Consider your organisation for a moment. Do your staff carry out jobs that could be done by specialists? If so, then you should seriously consider outsourcing because there is a good chance that a specialist company could do the job more efficiently than your existing staff. In the long run, it could be cheaper to outsource for skills such as marketing or IT.
Another way to increase efficiency is to make sure that your staff are fully trained and capable of doing the tasks allotted to them. An untrained workforce is unproductive. Unfortunately, there is a cultural trend for training to be the first thing that gets cut when costs rise or sales decline, but this is really counterproductive. Keep investing in training and you will see your labour efficiency increase.

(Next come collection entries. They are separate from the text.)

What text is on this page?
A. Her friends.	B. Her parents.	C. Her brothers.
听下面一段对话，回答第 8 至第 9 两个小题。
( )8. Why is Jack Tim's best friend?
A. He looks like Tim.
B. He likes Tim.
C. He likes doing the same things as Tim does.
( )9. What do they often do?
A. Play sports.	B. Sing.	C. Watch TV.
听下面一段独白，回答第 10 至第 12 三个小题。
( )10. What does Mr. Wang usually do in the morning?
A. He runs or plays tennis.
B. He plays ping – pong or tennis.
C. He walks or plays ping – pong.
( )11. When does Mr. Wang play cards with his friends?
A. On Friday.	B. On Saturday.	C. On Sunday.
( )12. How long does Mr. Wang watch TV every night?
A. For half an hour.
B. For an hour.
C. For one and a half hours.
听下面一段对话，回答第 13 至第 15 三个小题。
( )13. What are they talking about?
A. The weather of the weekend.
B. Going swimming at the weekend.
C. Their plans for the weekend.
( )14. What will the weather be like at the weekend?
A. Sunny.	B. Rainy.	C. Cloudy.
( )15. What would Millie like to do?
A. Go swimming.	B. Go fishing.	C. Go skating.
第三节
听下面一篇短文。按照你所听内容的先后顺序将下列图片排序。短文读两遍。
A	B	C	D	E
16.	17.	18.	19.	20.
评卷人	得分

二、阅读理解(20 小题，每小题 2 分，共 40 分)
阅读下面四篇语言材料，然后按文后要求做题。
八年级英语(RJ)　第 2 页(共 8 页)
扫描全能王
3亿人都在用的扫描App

Training is only effective if staff use acquired knowledge and skills, so improving the supervision of your staff will also pay dividends in increasing efficiency. We know that a demotivated workforce is unproductive and how often workers are demotivated because they are poorly managed. So along with training your staff to do the task in hand more efficiently and effectively, make sure you train your supervisors and managers to be better at leading teams of people. Improve their planning, delegation and motivational skills, and you will end up with a more energised team that increases output.
Communication is another key element in ensuring that your staff become more efficient. Have you told them exactly what you expect them to do? Are they aware of the quality standards they should be working to? Do they know the parameters of the task? It is worth noting that apparently 70%
of mistakes in the workplace happen as a result of poor communication. So improve communication, make
it timely and accurate, and your efficiency should increase.
Another way to minimise the impact of the National Living Wage is to actually reduce the number of employees you need. This is a dangerous strategy if, for example, you operate a retail business. It is easy to reduce your wage bill by simply employing fewer people in the spring, but service and then sales might suffer.
However, if you are involved in production, perhaps there might be tasks that could be mechanised. Keep your eye on what is happening with robotics, IT and software advances, and review how new technology can be used in your organisation. But do not get bogged down thinking you need to install robots. Retro-fitting new technology to old technology can produce equally good results. One only has to look to the innovative "Hands Free Hectare" agricultural project to see how crops can be produced by adapting technological advances.
So far we have considered ways of either reducing employee numbers or making your existing employees more efficient. There is another way and that is to raise your prices. Admittedly, this is difficult to do if you are in a market where there is continuing downward price pressure from multiple retailers, but it should be possible in many cases.
Raising prices is always easier if you have "differentiated" products — ones that are unique and uncommon — so look at any ways you can develop more unique products, services, specifications or designs. You are aiming for something that is hard for a customer to compare with something else on price. Make it different so you can justify or distract from a price increase.
Finally, beware of simply responding to the rise in the National Living Wage by cutting numbers and perhaps expecting remaining staff to do more. Remove deadwood, by all means, but otherwise I would suggest that this is counterproductive and simply not necessary. Aim to achieve a culture and environment where people work smarter rather than harder, support your staff and develop them as the assets they are.